Hi I got a first time loan in middle of last year 2015 of 1500 euro. I was paying them every week for 2 months and I got the shoe from home. I wasn't able to pay the credit union for 4 months and went into arrears of 691. I'm back home about 2 months now and have the arrears paid off. I literally had to paid them 150 a week and 1 week 300 to get out of arrears. I explained my situation and said would it be possible for a new loan once I have this paid off which I have 361 left to pay. The person said not for a good while. Has anyone ever been in this situation because I need a  new loan of 2500 euro for work. I work online btw. Will I be able to apply in 2 months or am I blacklisted for a year or so. I need this for work. I mean these dudes have made double back over arrear interest.


----------



## Bronte (2 May 2016)

Well your approach is all wrong as you can't even handle your first ever loan so what exactly do you expect from the Credit union.  Anyone who defaults is naturally enough not a good credit risk. 

What do you need the money for?

And you're not understanding the concept of credit if you think how much money in interest the CU has made has anything to do with it.  If you don't want to pay interest don't borrow and save it up front instead.


----------



## Gerry Canning (3 May 2016)

Dave,

No lender has to give anyone a loan.
When you got the (shoe) from home , did you let CU know ? As far as they were concerned, you alone decided to change the Rules on repayments, explaining your position later and expecting (forgiveness) or more money is a bit naiive .
Would you lend a friend money for 6 months and relend to him again if he repaid the first loan 10 Months ? I think not.
You are not (blacklisted) as such.
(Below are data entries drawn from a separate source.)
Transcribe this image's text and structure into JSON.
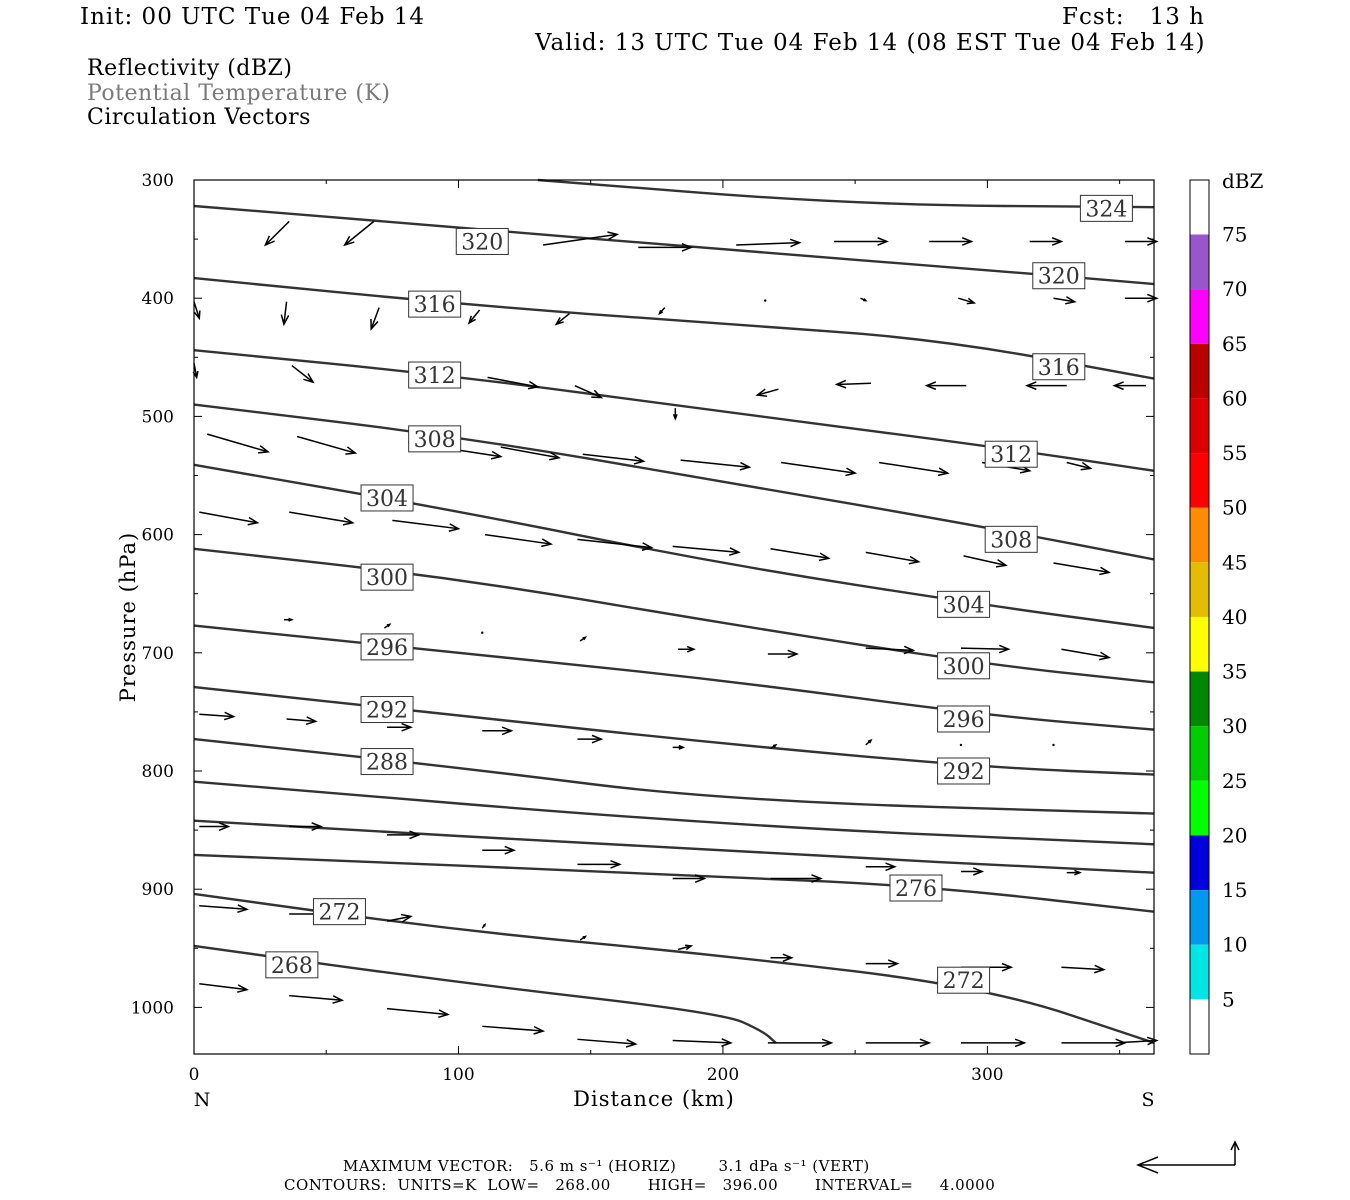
{
  "header": {
    "init": "Init: 00 UTC Tue 04 Feb 14",
    "fcst": "Fcst:   13 h",
    "valid": "Valid: 13 UTC Tue 04 Feb 14 (08 EST Tue 04 Feb 14)"
  },
  "legend_fields": [
    {
      "label": "Reflectivity (dBZ)",
      "color": "#000000"
    },
    {
      "label": "Potential Temperature (K)",
      "color": "#7a7a7a"
    },
    {
      "label": "Circulation Vectors",
      "color": "#000000"
    }
  ],
  "footer": {
    "max_vector": "MAXIMUM VECTOR:   5.6 m s⁻¹ (HORIZ)        3.1 dPa s⁻¹ (VERT)",
    "contours": "CONTOURS:  UNITS=K  LOW=   268.00       HIGH=   396.00       INTERVAL=     4.0000"
  },
  "chart_data": {
    "type": "cross-section",
    "xlabel": "Distance (km)",
    "ylabel": "Pressure (hPa)",
    "xlim": [
      0,
      363
    ],
    "ylim": [
      1030,
      300
    ],
    "x_ticks": [
      0,
      100,
      200,
      300
    ],
    "y_ticks": [
      300,
      400,
      500,
      600,
      700,
      800,
      900,
      1000
    ],
    "left_end_label": "N",
    "right_end_label": "S",
    "colorbar": {
      "title": "dBZ",
      "labels": [
        "5",
        "10",
        "15",
        "20",
        "25",
        "30",
        "35",
        "40",
        "45",
        "50",
        "55",
        "60",
        "65",
        "70",
        "75"
      ],
      "colors": [
        "#ffffff",
        "#00e5e5",
        "#0099ee",
        "#0000dd",
        "#00ff00",
        "#00cc00",
        "#008800",
        "#ffff00",
        "#e5bc00",
        "#ff8c00",
        "#ff0000",
        "#dd0000",
        "#bb0000",
        "#ff00ff",
        "#9955cc",
        "#ffffff"
      ]
    },
    "theta_contours": [
      {
        "theta": 324,
        "points": [
          [
            130,
            300
          ],
          [
            250,
            321
          ],
          [
            363,
            323
          ]
        ],
        "labels": [
          [
            345,
            324
          ]
        ]
      },
      {
        "theta": 320,
        "points": [
          [
            0,
            322
          ],
          [
            100,
            340
          ],
          [
            200,
            359
          ],
          [
            300,
            376
          ],
          [
            363,
            388
          ]
        ],
        "labels": [
          [
            109,
            352
          ],
          [
            327,
            381
          ]
        ]
      },
      {
        "theta": 316,
        "points": [
          [
            0,
            383
          ],
          [
            100,
            405
          ],
          [
            200,
            422
          ],
          [
            280,
            434
          ],
          [
            363,
            468
          ]
        ],
        "labels": [
          [
            91,
            405
          ],
          [
            327,
            458
          ]
        ]
      },
      {
        "theta": 312,
        "points": [
          [
            0,
            444
          ],
          [
            100,
            466
          ],
          [
            200,
            496
          ],
          [
            300,
            525
          ],
          [
            363,
            546
          ]
        ],
        "labels": [
          [
            91,
            465
          ],
          [
            309,
            532
          ]
        ]
      },
      {
        "theta": 308,
        "points": [
          [
            0,
            490
          ],
          [
            100,
            517
          ],
          [
            200,
            555
          ],
          [
            300,
            594
          ],
          [
            363,
            621
          ]
        ],
        "labels": [
          [
            91,
            519
          ],
          [
            309,
            604
          ]
        ]
      },
      {
        "theta": 304,
        "points": [
          [
            0,
            541
          ],
          [
            100,
            580
          ],
          [
            200,
            625
          ],
          [
            300,
            660
          ],
          [
            363,
            679
          ]
        ],
        "labels": [
          [
            73,
            569
          ],
          [
            291,
            659
          ]
        ]
      },
      {
        "theta": 300,
        "points": [
          [
            0,
            612
          ],
          [
            100,
            637
          ],
          [
            200,
            675
          ],
          [
            300,
            710
          ],
          [
            363,
            725
          ]
        ],
        "labels": [
          [
            73,
            636
          ],
          [
            291,
            711
          ]
        ]
      },
      {
        "theta": 296,
        "points": [
          [
            0,
            677
          ],
          [
            100,
            700
          ],
          [
            200,
            723
          ],
          [
            300,
            753
          ],
          [
            363,
            765
          ]
        ],
        "labels": [
          [
            73,
            695
          ],
          [
            291,
            756
          ]
        ]
      },
      {
        "theta": 292,
        "points": [
          [
            0,
            729
          ],
          [
            100,
            753
          ],
          [
            200,
            777
          ],
          [
            300,
            797
          ],
          [
            363,
            803
          ]
        ],
        "labels": [
          [
            73,
            748
          ],
          [
            291,
            800
          ]
        ]
      },
      {
        "theta": 288,
        "points": [
          [
            0,
            773
          ],
          [
            100,
            797
          ],
          [
            200,
            825
          ],
          [
            363,
            836
          ]
        ],
        "labels": [
          [
            73,
            792
          ]
        ]
      },
      {
        "theta": 284,
        "points": [
          [
            0,
            809
          ],
          [
            200,
            846
          ],
          [
            363,
            862
          ]
        ],
        "labels": []
      },
      {
        "theta": 280,
        "points": [
          [
            0,
            842
          ],
          [
            200,
            868
          ],
          [
            363,
            886
          ]
        ],
        "labels": []
      },
      {
        "theta": 276,
        "points": [
          [
            0,
            871
          ],
          [
            200,
            889
          ],
          [
            280,
            898
          ],
          [
            363,
            919
          ]
        ],
        "labels": [
          [
            273,
            899
          ]
        ]
      },
      {
        "theta": 272,
        "points": [
          [
            0,
            904
          ],
          [
            100,
            935
          ],
          [
            200,
            956
          ],
          [
            300,
            983
          ],
          [
            363,
            1030
          ]
        ],
        "labels": [
          [
            55,
            919
          ],
          [
            291,
            977
          ]
        ]
      },
      {
        "theta": 268,
        "points": [
          [
            0,
            948
          ],
          [
            100,
            979
          ],
          [
            200,
            1005
          ],
          [
            215,
            1020
          ],
          [
            220,
            1030
          ]
        ],
        "labels": [
          [
            37,
            964
          ]
        ]
      }
    ],
    "vectors_note": "circulation vectors (dx km, dp hPa) sampled on grid",
    "vectors": [
      [
        36,
        335,
        -9,
        20
      ],
      [
        68,
        335,
        -11,
        20
      ],
      [
        132,
        355,
        28,
        -9
      ],
      [
        168,
        357,
        20,
        0
      ],
      [
        205,
        355,
        24,
        -2
      ],
      [
        242,
        352,
        20,
        0
      ],
      [
        278,
        352,
        16,
        0
      ],
      [
        316,
        352,
        12,
        0
      ],
      [
        352,
        352,
        12,
        0
      ],
      [
        0,
        403,
        2,
        14
      ],
      [
        35,
        403,
        -1,
        19
      ],
      [
        70,
        408,
        -3,
        18
      ],
      [
        108,
        410,
        -4,
        11
      ],
      [
        142,
        413,
        -5,
        9
      ],
      [
        178,
        408,
        -2,
        5
      ],
      [
        216,
        402,
        0,
        1
      ],
      [
        252,
        400,
        2,
        2
      ],
      [
        289,
        400,
        6,
        4
      ],
      [
        325,
        400,
        8,
        3
      ],
      [
        352,
        400,
        12,
        0
      ],
      [
        0,
        455,
        1,
        12
      ],
      [
        37,
        457,
        8,
        14
      ],
      [
        111,
        467,
        19,
        8
      ],
      [
        144,
        474,
        10,
        10
      ],
      [
        182,
        493,
        0,
        9
      ],
      [
        221,
        477,
        -8,
        5
      ],
      [
        256,
        472,
        -13,
        1
      ],
      [
        292,
        474,
        -15,
        0
      ],
      [
        330,
        474,
        -15,
        0
      ],
      [
        360,
        474,
        -12,
        0
      ],
      [
        5,
        515,
        23,
        15
      ],
      [
        39,
        517,
        22,
        14
      ],
      [
        81,
        522,
        35,
        12
      ],
      [
        116,
        526,
        22,
        9
      ],
      [
        147,
        532,
        23,
        6
      ],
      [
        184,
        537,
        26,
        6
      ],
      [
        222,
        539,
        28,
        9
      ],
      [
        259,
        539,
        26,
        9
      ],
      [
        298,
        539,
        18,
        7
      ],
      [
        330,
        539,
        9,
        5
      ],
      [
        2,
        581,
        22,
        9
      ],
      [
        36,
        581,
        24,
        9
      ],
      [
        75,
        588,
        25,
        7
      ],
      [
        110,
        600,
        25,
        8
      ],
      [
        145,
        604,
        28,
        7
      ],
      [
        181,
        610,
        25,
        5
      ],
      [
        218,
        612,
        22,
        8
      ],
      [
        254,
        615,
        20,
        8
      ],
      [
        291,
        618,
        16,
        8
      ],
      [
        325,
        624,
        21,
        8
      ],
      [
        34,
        672,
        3,
        0
      ],
      [
        72,
        679,
        2,
        -3
      ],
      [
        109,
        683,
        1,
        0
      ],
      [
        146,
        690,
        2,
        -3
      ],
      [
        183,
        697,
        6,
        0
      ],
      [
        217,
        701,
        11,
        0
      ],
      [
        254,
        696,
        18,
        2
      ],
      [
        290,
        696,
        18,
        1
      ],
      [
        328,
        697,
        18,
        7
      ],
      [
        2,
        752,
        13,
        2
      ],
      [
        35,
        756,
        11,
        2
      ],
      [
        73,
        763,
        9,
        0
      ],
      [
        109,
        766,
        11,
        0
      ],
      [
        145,
        773,
        9,
        0
      ],
      [
        181,
        780,
        4,
        0
      ],
      [
        218,
        781,
        2,
        -3
      ],
      [
        254,
        778,
        2,
        -4
      ],
      [
        290,
        778,
        0,
        0
      ],
      [
        325,
        778,
        1,
        1
      ],
      [
        2,
        847,
        11,
        0
      ],
      [
        36,
        847,
        12,
        0
      ],
      [
        73,
        854,
        12,
        0
      ],
      [
        109,
        867,
        12,
        0
      ],
      [
        145,
        879,
        16,
        0
      ],
      [
        181,
        891,
        12,
        0
      ],
      [
        218,
        891,
        19,
        0
      ],
      [
        254,
        881,
        11,
        0
      ],
      [
        290,
        885,
        8,
        0
      ],
      [
        330,
        886,
        5,
        0
      ],
      [
        2,
        914,
        18,
        3
      ],
      [
        36,
        921,
        14,
        0
      ],
      [
        73,
        927,
        9,
        -4
      ],
      [
        109,
        933,
        1,
        -3
      ],
      [
        146,
        943,
        2,
        -3
      ],
      [
        183,
        951,
        5,
        -3
      ],
      [
        218,
        958,
        8,
        0
      ],
      [
        254,
        963,
        12,
        0
      ],
      [
        290,
        966,
        19,
        0
      ],
      [
        328,
        966,
        16,
        2
      ],
      [
        2,
        980,
        18,
        5
      ],
      [
        36,
        990,
        20,
        4
      ],
      [
        73,
        1001,
        23,
        5
      ],
      [
        109,
        1016,
        23,
        4
      ],
      [
        145,
        1027,
        22,
        4
      ],
      [
        181,
        1028,
        22,
        2
      ],
      [
        217,
        1030,
        24,
        0
      ],
      [
        254,
        1030,
        24,
        0
      ],
      [
        290,
        1030,
        24,
        0
      ],
      [
        328,
        1030,
        24,
        0
      ],
      [
        348,
        1030,
        16,
        -2
      ]
    ]
  }
}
Go into ICB , irish credit bureau and get your credit listing.
If CU has marked your slow payments it will take circa 2 years clear payments before CU  will entertain you.Most other lenders will have a dim view of you for longer than 2 years.
CU would have charged you circa 7% that means they made circa e200 and remember most of that 200 goes to look after accounts ie they make little nuff!

Can I suggest (please) be very careful about future accounts.


----------